LiputanToday.Com – Kisah cerita sangat menyentuh hati ini terjadi pada Anak SMP yang belum diketahui asal muasal dan kebenarannya ini dikutip dan di share oleh grup akun facebook bernama Situs Anak Muda.
Kisah anak SMP ini di copas dishare oleh akun facebook Situs Anak Muda pada tanggal 28 Juli pukul 19:52 tersebut, Menceritakan tentang Seorang anak Pelajar SMP “Tidak Ada Uang Untuk Mengerjakan Tugas-tugas Dari Sekolahnya” disebuah warnet tanpa menyebutkan nama dan lokasinya tersebut. ataukah memang sengaja tidak mau dipublikasi Lokasi, Nama Anak dan Penulis tersebut.
Akun facebook Situs Anak Muda tersebut mengcopas dan mengshare dengan Kisah Sebagai berikut:
“Copas”
Tadi aku ke warnet, mau cetak sticker. Ada anak laki-laki usia 12 thn, (usia anak SMP) bawa beberapa lembar kertas buku tulis yang disobek. Isinya tulisan-tulisan seperti draft tugas sekolah.
Dia tanya sama operator warnet, kalau ngetik draft ini dan ngeprint, berapa harganya. Kata si operator, biayanya sekitar 24 rb. Biaya ngetik dan biaya ngeprint.
Begitu tau biayanya 24 rb.. anak itu diam… melongo. Di tangannya aku liat, dia hanya memegang uang 5 ribuan.
Terlihat di wajahnya.. antara bingung dan ngga tau harus bagaimana. Di satu sisi, tugas dari sekolah harus dikerjakan, di satu sisi, ngga ada uang untuk ngeprint.

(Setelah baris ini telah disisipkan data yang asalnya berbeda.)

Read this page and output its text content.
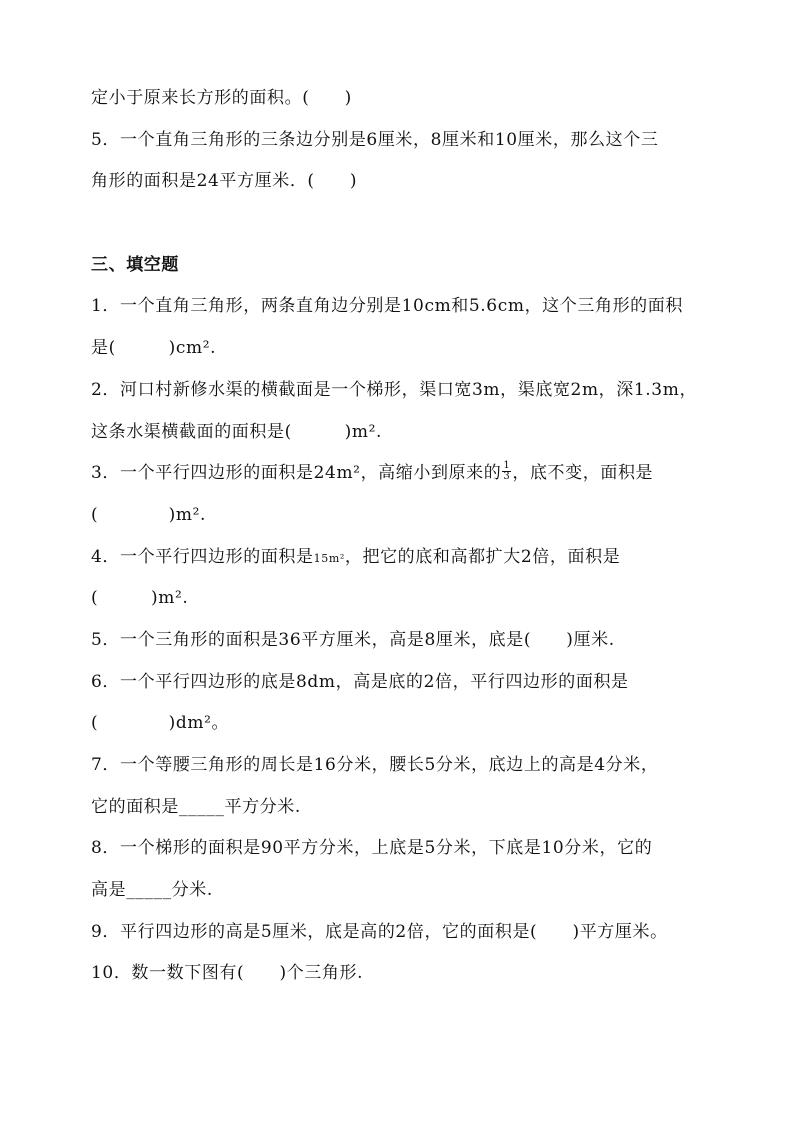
定小于原来长方形的面积。(　　)
5．一个直角三角形的三条边分别是6厘米，8厘米和10厘米，那么这个三
角形的面积是24平方厘米．(　　)
三、填空题
1．一个直角三角形，两条直角边分别是10cm和5.6cm，这个三角形的面积
是(　　　)cm².
2．河口村新修水渠的横截面是一个梯形，渠口宽3m，渠底宽2m，深1.3m，
这条水渠横截面的面积是(　　　)m².
3．一个平行四边形的面积是24m²，高缩小到原来的 $\frac{1}{3}$ ，底不变，面积是
(　　　　)m².
4．一个平行四边形的面积是15m²，把它的底和高都扩大2倍，面积是
(　　　)m².
5．一个三角形的面积是36平方厘米，高是8厘米，底是(　　)厘米.
6．一个平行四边形的底是8dm，高是底的2倍，平行四边形的面积是
(　　　　)dm²。
7．一个等腰三角形的周长是16分米，腰长5分米，底边上的高是4分米，
它的面积是_____平方分米.
8．一个梯形的面积是90平方分米，上底是5分米，下底是10分米，它的
高是_____分米.
9．平行四边形的高是5厘米，底是高的2倍，它的面积是(　　)平方厘米。
10．数一数下图有(　　)个三角形.
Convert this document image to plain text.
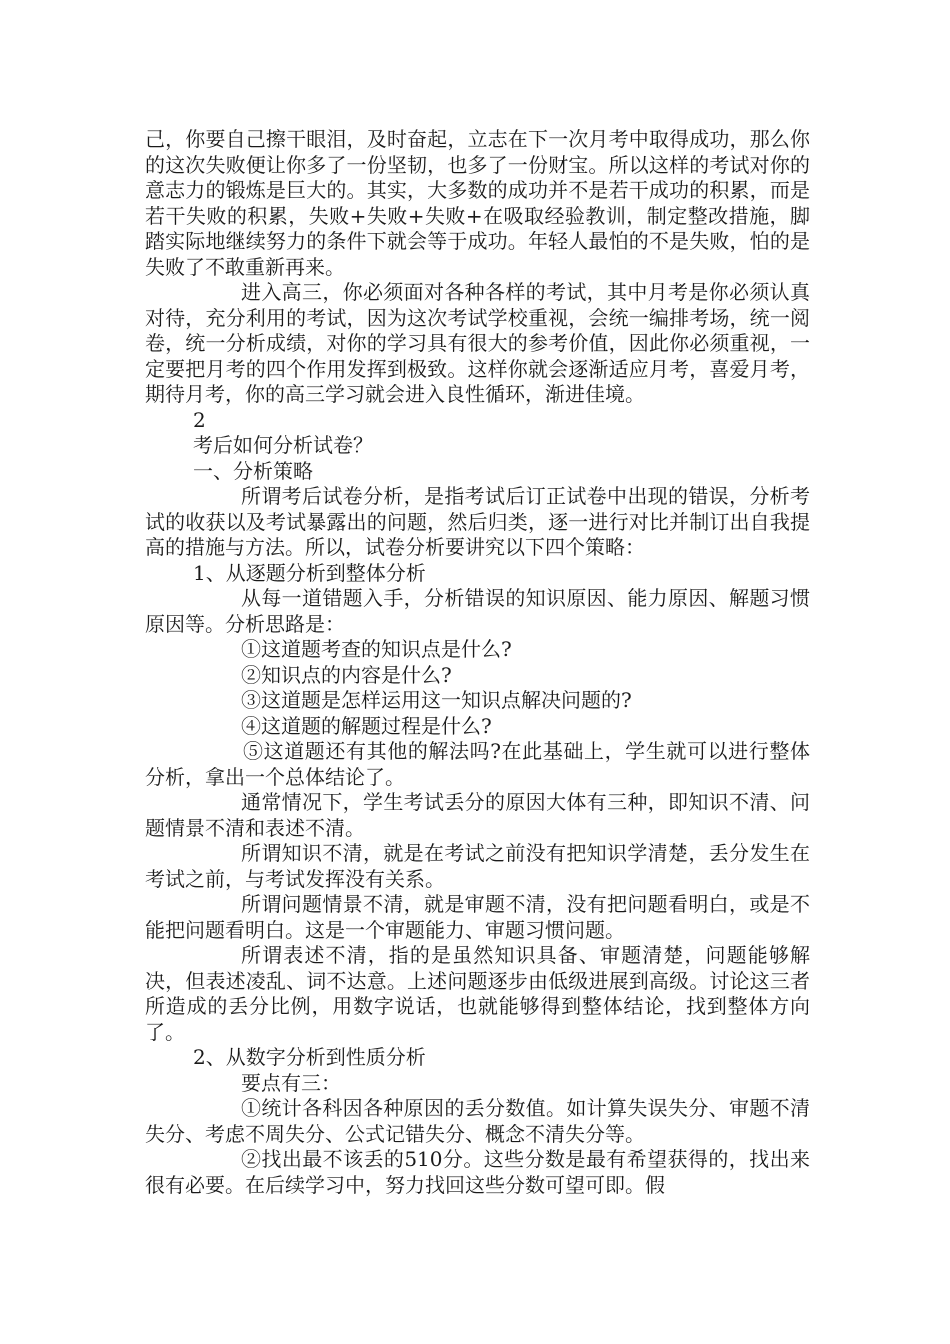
己，你要自己擦干眼泪，及时奋起，立志在下一次月考中取得成功，那么你的这次失败便让你多了一份坚韧，也多了一份财宝。所以这样的考试对你的意志力的锻炼是巨大的。其实，大多数的成功并不是若干成功的积累，而是若干失败的积累，失败+失败+失败+在吸取经验教训，制定整改措施，脚踏实际地继续努力的条件下就会等于成功。年轻人最怕的不是失败，怕的是失败了不敢重新再来。

进入高三，你必须面对各种各样的考试，其中月考是你必须认真对待，充分利用的考试，因为这次考试学校重视，会统一编排考场，统一阅卷，统一分析成绩，对你的学习具有很大的参考价值，因此你必须重视，一定要把月考的四个作用发挥到极致。这样你就会逐渐适应月考，喜爱月考，期待月考，你的高三学习就会进入良性循环，渐进佳境。

2

考后如何分析试卷？

一、分析策略

所谓考后试卷分析，是指考试后订正试卷中出现的错误，分析考试的收获以及考试暴露出的问题，然后归类，逐一进行对比并制订出自我提高的措施与方法。所以，试卷分析要讲究以下四个策略：

1、从逐题分析到整体分析

从每一道错题入手，分析错误的知识原因、能力原因、解题习惯原因等。分析思路是：

①这道题考查的知识点是什么?

②知识点的内容是什么?

③这道题是怎样运用这一知识点解决问题的?

④这道题的解题过程是什么?

⑤这道题还有其他的解法吗?在此基础上，学生就可以进行整体分析，拿出一个总体结论了。

通常情况下，学生考试丢分的原因大体有三种，即知识不清、问题情景不清和表述不清。

所谓知识不清，就是在考试之前没有把知识学清楚，丢分发生在考试之前，与考试发挥没有关系。

所谓问题情景不清，就是审题不清，没有把问题看明白，或是不能把问题看明白。这是一个审题能力、审题习惯问题。

所谓表述不清，指的是虽然知识具备、审题清楚，问题能够解决，但表述凌乱、词不达意。上述问题逐步由低级进展到高级。讨论这三者所造成的丢分比例，用数字说话，也就能够得到整体结论，找到整体方向了。

2、从数字分析到性质分析

要点有三：

①统计各科因各种原因的丢分数值。如计算失误失分、审题不清失分、考虑不周失分、公式记错失分、概念不清失分等。

②找出最不该丢的510分。这些分数是最有希望获得的，找出来很有必要。在后续学习中，努力找回这些分数可望可即。假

Anak itu pulang, dan janji akan kembali lagi. Tapi kertas tugasnya ditinggal.
Aku minta kertas-kertas tersebut, dan aku baca. Ternyata tugas dari sekolahnya, membuat laporan kegiatan belajar di rumah selama pandemi berlangsung.
Aku baca hingga selesai draft tersebut. Tata bahasanya bagus dan inti pokoknya juga tepat. Dia sampaikan beberapa kendala selama belajar di rumah. Hp hanya ada 1 milik ayahnya, Sementara yang harus belajar menggunakan hp ada 3 orang. (Dia dan dua adiknya). Kebayang kan..?
Aku bilang sama si operator, tolong diketikkin dan di print, nanti saya yang bayar. Ngga lama kemudian, si anak tadi datang, dan bilang sama si operator, meminta kembali draft yang tadi.
Si operator bilang, bahwa tugasnya sedang diketik dan akan diprint. Anak itu bilang, tapi saya ngga ada uangnya… Dan si operator bilang, udah ada yang bayarin.
(Aku tadi sudah bilang ke operatornya, bahwa anak tersebut ngga usah tau… siapa yang bayar).